A month before taking her own life on Dec. 12, Jessica Starr, the Fox 2 Detroit (WJBK-TV) meteorologist, shared that she was still struggling with complications such as dry eyes and blurred vision from her Lasik-type eye surgery in October.
"I do still need all the prayers and the well-wishes because it’s a hard go," Starr, 35, a mother of two young children, said in a video on her public Facebook page.
The role that those complications played in Starr's suicide — if any — remains unclear, but her comments spawned nationwide headlines after her death and new attention to potential dangers of the popular eyesight procedure that has been available since the 1990s and is widely perceived as safe.
News reports and websites such as Lasikcomplications.com have cited nearly a dozen instances of Lasik patients who were driven to suicide by the unbearable pain and vision impairments that followed their procedures.
The physical pain was often accompanied by the psychological regret of having opted for a roughly $4,000 elective procedure that, if only they had stuck with glasses or contacts, wouldn't have been needed.
Starr said in Facebook posts that she had undergone a newer Lasik-like surgery known as SMILE, or small incision lenticule extraction. That procedure uses a different laser and eye-reshaping technique. SMILE was approved in 2016 by the Food and Drug Administration and was performed last year for the first time in Michigan.
SMILE procedures are "fundamentally the same" as Lasik and both are very safe, according to eye surgeon Dr. John Vukich, chairman of the Refractive Surgery Clinical Committee for the American Society of Cataract and Refractive Surgery.
“Lasik is the most common elective surgical procedure in the world," said Vukich, who is based in Madison, Wisconsin, and has personally undergone Lasik. “It is a procedure that has enhanced the lives of many many people, but like in any surgery, there is never a zero risk."
A detailed New York Times story this year about the potential dangers of laser eye surgery highlighted the Lasik-related suicide of a 27-year-old military veteran as well as the sufferings of a Cleveland kindergarten teacher who needed a pain pump implanted in her abdomen for her constant eye pain and a Houston man who said he is "almost suicidal" because it feels like there is hot grease in his eyes 24/7.
Paula Cofer, who operates the Lasik complications website and runs a support group on Facebook for Lasik complications sufferers, told the Free Press in a phone interview Monday that since the first media reports of Starr's passing, her support group has been contacted by friends or relatives of four Lasik-related suicide victims.
"What they’re not telling you is there are complications to this surgery," said Cofer, 60, who lives near Tampa, and who has had severe complications from a 2000 Lasik surgery. “If you were to inform patients of everything I personally believe they should be informed of, nobody would have the surgery."
She said the worst possible side effects — albeit rare — can be incredibly painful and ruin people's lives.

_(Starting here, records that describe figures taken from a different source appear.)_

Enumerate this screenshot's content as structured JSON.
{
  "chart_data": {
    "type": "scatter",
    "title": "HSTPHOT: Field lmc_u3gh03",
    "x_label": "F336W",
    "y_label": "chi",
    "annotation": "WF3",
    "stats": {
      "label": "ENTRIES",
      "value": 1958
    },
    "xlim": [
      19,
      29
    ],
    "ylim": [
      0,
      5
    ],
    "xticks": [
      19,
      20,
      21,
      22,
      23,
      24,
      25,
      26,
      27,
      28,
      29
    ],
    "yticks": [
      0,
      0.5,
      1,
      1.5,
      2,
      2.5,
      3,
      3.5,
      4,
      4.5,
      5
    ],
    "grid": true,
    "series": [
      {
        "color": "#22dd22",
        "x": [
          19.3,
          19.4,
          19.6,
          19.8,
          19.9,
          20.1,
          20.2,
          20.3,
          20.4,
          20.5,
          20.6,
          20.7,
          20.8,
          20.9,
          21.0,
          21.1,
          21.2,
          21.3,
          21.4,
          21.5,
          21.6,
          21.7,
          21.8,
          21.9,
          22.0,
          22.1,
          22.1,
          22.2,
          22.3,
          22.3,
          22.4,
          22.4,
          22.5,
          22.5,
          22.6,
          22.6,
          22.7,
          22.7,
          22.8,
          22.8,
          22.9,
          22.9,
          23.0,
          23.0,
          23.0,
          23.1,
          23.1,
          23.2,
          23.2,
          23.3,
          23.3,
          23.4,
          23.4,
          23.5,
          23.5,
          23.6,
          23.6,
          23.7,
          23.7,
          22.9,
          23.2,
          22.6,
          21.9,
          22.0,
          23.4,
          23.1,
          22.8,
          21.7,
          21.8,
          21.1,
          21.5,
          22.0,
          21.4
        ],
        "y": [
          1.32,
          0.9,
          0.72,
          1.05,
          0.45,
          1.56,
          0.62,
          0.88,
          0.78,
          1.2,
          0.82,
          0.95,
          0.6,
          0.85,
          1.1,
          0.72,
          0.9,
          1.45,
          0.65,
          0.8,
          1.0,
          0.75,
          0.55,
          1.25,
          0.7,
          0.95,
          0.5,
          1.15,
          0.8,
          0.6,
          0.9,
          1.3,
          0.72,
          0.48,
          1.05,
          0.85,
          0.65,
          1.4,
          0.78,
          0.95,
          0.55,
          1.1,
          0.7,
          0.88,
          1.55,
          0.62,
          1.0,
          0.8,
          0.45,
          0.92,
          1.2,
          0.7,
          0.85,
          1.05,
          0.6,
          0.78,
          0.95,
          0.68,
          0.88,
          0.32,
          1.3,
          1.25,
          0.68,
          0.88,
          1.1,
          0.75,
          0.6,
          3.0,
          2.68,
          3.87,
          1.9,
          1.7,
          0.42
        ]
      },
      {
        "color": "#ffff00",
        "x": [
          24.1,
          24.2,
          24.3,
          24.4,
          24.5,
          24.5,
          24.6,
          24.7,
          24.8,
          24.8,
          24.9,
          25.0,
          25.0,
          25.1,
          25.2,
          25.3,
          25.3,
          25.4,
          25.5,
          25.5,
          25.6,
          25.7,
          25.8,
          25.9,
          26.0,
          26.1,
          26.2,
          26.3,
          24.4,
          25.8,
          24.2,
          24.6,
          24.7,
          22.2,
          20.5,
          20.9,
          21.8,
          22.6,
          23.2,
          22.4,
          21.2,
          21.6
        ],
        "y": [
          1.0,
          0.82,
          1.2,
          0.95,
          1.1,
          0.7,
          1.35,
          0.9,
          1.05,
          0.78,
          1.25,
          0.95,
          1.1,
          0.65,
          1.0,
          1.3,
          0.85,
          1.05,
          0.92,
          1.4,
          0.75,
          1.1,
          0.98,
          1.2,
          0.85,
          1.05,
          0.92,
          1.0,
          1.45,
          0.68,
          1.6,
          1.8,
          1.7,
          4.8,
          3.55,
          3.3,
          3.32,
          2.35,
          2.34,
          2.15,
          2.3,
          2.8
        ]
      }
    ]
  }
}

Some complications may only emerge years after surgery because structures in the eyes were permanently weakened by the laser resurfacing.
“The typical (complaints) are chronic dry eye, eye pain, horrible night vision — people just get depressed," said Cofer, adding, “and you’re dealing with a surgeon who is telling you, 'Oh, you’re a success. Your vision is now 20/20' " despite being in pain.
A study published last year that involved 574 participants and the FDA, the National Eye Institute and the Department of Defense found that less than 1 percent of the individuals reported difficulties performing their usual activities following Lasik surgery.
However, up to 46 percent of the participants who had no visual symptoms before surgery began having some visual symptom three months after surgery. And up to 28 percent of the participants who didn't have dry eyes before Lasik reported dry eye symptoms at three months post-surgery.
Still, more than 95 percent of all the participants were satisfied with their vision following Lasik.
Vukich, the eye surgeon, said that dry eyes is indeed a common side effect for some Lasik patients. However, those symptom almost always resolve after three months, he said.
Overall, significantly less than 1 percent of all Lasik patients will report bad experiences, he said.
“There have been 7,000 clinical studies published in peer-reviewed journals and the patient-reported satisfaction rate is 96 percent or greater," Vukich said.
He added, “Literally millions of people's lives are enhanced. It is so safe that when something does happen, it causes a lot of attention."